Data Security and Privacy
With the growth of AI and LLMs in clinical settings, data security and patient privacy are more important than ever. In 2024 alone, over 300 cyberattacks on healthcare systems were reported, highlighting the vulnerabilities inherent in handling sensitive medical data. To mitigate these risks, healthcare organizations need to implement robust data security protocols, including:
- Anonymizing Patient Records: This is the process where personal information is removed from medical data before its use in AI systems such that the data may not be used to reidentify the individual. This ensures patient privacy while allowing AI to analyze data, identify patterns and produce predictions, supporting research without compromising patient privacy or safety.
- Establishing Dedicated Networks: Like controlling their digital environments on premise, researchers and precision medicine companies should establish their own dedicated cloud networks. By leveraging a private and secure cloud infrastructure, sensitive data can be processed, stored, and accessed with a greater sense of control.
- Establishing private environments for AI/LLMs : Precision medicine companies and research institutions should ensure that proprietary models based on commercially available LLMs do not allow for unauthorized use of data by the LLM provider and that a version controlled, non-modifiable local copy of the LLM is used prior to using techniques such as prompt engineering or fine tuning to create application-specific models. These unique models should operate in isolated environments to prevent data exposure, with strict version control and validation to ensure their accuracy and reliability over time. Regular validation helps maintain consistency and prevents errors or integrity issues.

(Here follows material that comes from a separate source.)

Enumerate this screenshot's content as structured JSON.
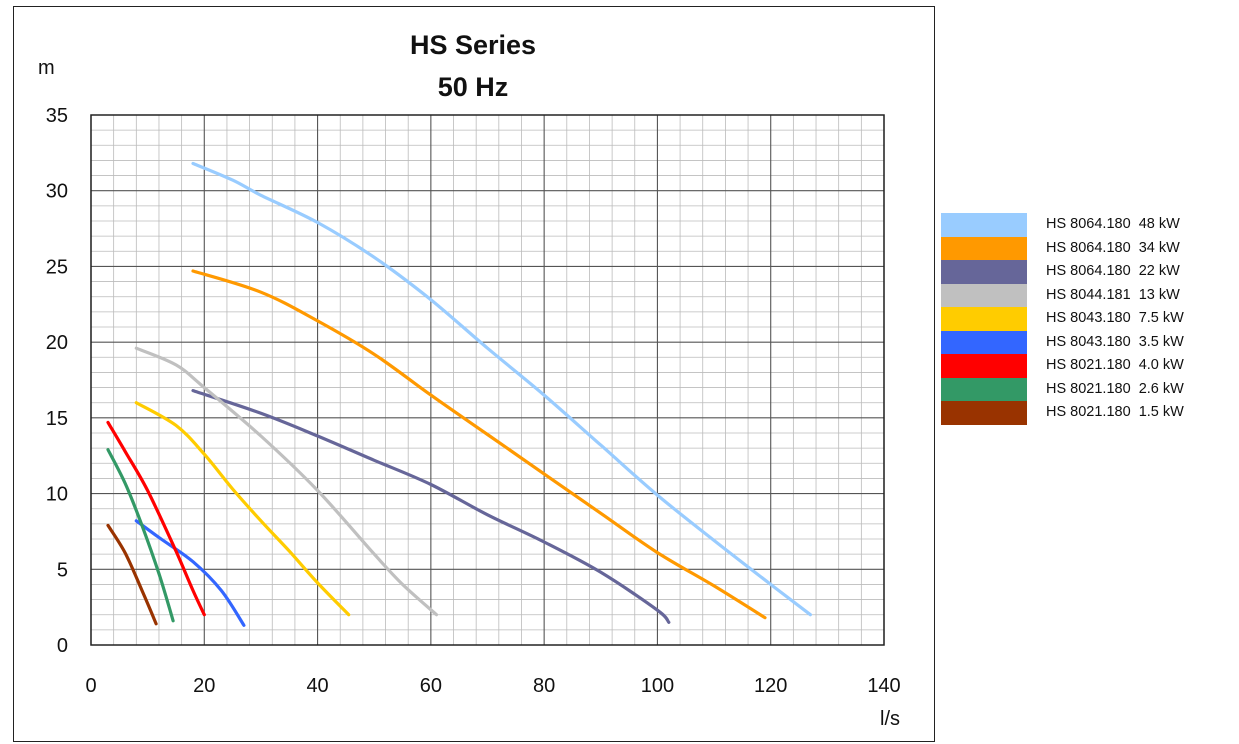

Amidst these technological best practices, there does remain one more component that is not technology based. That missing piece is the human touch, which remains a crucial element to the establishment of a platform built on harnessing AI and LLMs.
The Human Touch
Despite the increasingly incredible capabilities of AI and LLMs, they cannot replace the critical role of healthcare professionals and researchers. The “human touch” remains essential for interpreting AI findings, applying insights in the context of individual patients, and ensuring that standards are upheld.
By creating collaboration between human experience and expertise, with technology’s abilities to consume extensive quantities of data, a synergy can be formed that accelerates the translation of discoveries into clinical practice while ensuring that high quality patient care remains at the center of the process.
Moving in Double Time
The traditional pace of medical discovery is far too slow for today’s fast-moving healthcare landscape. By harnessing a comprehensive technology toolkit including AI and LLMs and incorporating the human touch, all within a secure data-sharing platform, those within the precision medicine industry can see firsthand accelerated scientific breakthroughs reach patients and begin to create positive impacts sooner.
About Rakesh Nagarajan, MD, Chief Medical Officer at Velsera:
Dr. Rakesh Nagarajan is the Chief Medical Officer at Velsera, focusing on democratizing clinical genomics and advancing precision research through ‘omics technologies. With nearly thirty years of experience at the intersection of computer science, informatics, and medicine, he is a trained physician scientist committed to clinical and translational research.